There is no "question." There are only more pens in the universe, and nothing but time.

Date: 2009-05-17 01:33 pm (UTC)
From: [identity profile] saltypepper.livejournal.com
This reminds me of my late grandmother's snarking about how Americans always wanting/needing to go to Europe to see history/culture "because as soon as anything gets old here they tear it down!"

I think the Steinbrenners are going to burn for eternity for the whole new stadium fiasco. The whole thing stinks. I say that as a lifelong NYer and a Yankee Fan who can't afford to take her family of four to a game for my daughter's traditional birthday present anymore because even the cheap seats aren't cheap enough and my son is too young to sit in the bleachers with the rowdies.

I will cry real tears when they tear down the old Yankee Stadium.

Date: 2009-05-17 03:49 pm (UTC)
From: [identity profile] truepenny.livejournal.com
I say that as a lifelong NYer and a Yankee Fan who can't afford to take her family of four to a game for my daughter's traditional birthday present anymore...

Okay, that just SUCKS. And whatever game the Steinbrenners think they're playing, it's not baseball anymore.

Not my baseball, anyway.

Date: 2009-05-18 09:45 am (UTC)
laurel: Picture of a baseball on green grass (sports - baseball)
From: [personal profile] laurel
Those pens are excellent, as are the pens made from game used bats! I'm glad you went with Griffith, but then I'm a Twins fan and the Senators became the Twins and Calvin Griffith owned the Twins for a time, etc.
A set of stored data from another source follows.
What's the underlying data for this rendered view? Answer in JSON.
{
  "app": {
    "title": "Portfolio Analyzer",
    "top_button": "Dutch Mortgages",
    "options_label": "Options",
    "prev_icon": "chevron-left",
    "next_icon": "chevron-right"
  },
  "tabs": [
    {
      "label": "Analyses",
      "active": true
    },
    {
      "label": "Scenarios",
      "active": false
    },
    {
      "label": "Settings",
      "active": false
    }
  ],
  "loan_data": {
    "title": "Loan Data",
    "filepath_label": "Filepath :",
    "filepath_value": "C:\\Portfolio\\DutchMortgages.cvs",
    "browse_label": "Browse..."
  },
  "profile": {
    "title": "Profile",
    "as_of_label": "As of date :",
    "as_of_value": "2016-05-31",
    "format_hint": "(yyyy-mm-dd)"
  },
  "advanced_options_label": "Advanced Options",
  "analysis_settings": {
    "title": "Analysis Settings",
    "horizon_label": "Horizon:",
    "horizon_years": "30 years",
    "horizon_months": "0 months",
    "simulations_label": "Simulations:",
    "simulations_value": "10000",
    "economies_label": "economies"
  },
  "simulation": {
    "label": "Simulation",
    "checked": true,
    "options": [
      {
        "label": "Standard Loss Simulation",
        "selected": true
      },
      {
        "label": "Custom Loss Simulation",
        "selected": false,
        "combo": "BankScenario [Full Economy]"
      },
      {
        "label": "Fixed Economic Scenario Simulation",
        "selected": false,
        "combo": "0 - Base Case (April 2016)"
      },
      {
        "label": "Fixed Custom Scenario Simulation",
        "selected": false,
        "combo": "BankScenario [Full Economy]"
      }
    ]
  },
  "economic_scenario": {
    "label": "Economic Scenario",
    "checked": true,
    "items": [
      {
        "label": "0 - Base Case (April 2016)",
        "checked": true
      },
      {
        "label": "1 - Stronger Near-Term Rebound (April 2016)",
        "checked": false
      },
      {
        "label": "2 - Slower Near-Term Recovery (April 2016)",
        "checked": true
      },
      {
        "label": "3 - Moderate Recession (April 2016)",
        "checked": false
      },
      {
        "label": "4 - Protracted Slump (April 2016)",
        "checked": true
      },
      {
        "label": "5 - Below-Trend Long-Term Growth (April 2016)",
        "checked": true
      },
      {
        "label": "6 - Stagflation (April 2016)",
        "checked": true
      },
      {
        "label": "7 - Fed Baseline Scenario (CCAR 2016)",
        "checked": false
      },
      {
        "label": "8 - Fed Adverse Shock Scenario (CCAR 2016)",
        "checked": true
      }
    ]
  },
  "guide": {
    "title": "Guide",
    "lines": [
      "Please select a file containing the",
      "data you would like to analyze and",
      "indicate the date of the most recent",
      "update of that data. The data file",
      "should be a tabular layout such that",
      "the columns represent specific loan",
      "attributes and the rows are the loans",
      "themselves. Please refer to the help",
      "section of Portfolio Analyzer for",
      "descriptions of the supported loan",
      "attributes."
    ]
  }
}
The Metrodome is currently something like the 7th oldest of current MLB parks. Seriously. That's scary and wrong.

Some folks do still sell seats from Met Stadium; I can't imagine anyone ever wanting to buy seats from the Metrodome.

While I think some of the new ballparks are pretty nifty and an improvement on some of the older parks; I also think it's a shame when parks are torn down, rather than upgraded or remodeled somehow if that's possible.

& the metrodome....

Date: 2009-05-18 07:26 pm (UTC)
themadblonde: (fireflies catch as cat can)
From: [personal profile] themadblonde
has been considered obsolete for some time now. I can't imagine anyone in the TC spending money on a pen from Metrodome seats. They've been trying to get rid of it (it seems) since they built it.

Date: 2009-05-19 06:14 am (UTC)
ext_2858: Meilin from Cardcaptor Sakura (baseball)
From: [identity profile] meril.livejournal.com
I agree with the above poster. Nobody wants Metrodome seats. (And it will still be in use after 2010, anyway, but thankfully not for baseball.) Besides, plastic. That's also probably why no Milwaukee County Stadium seats, as I dimly recall that they probably weren't wooden.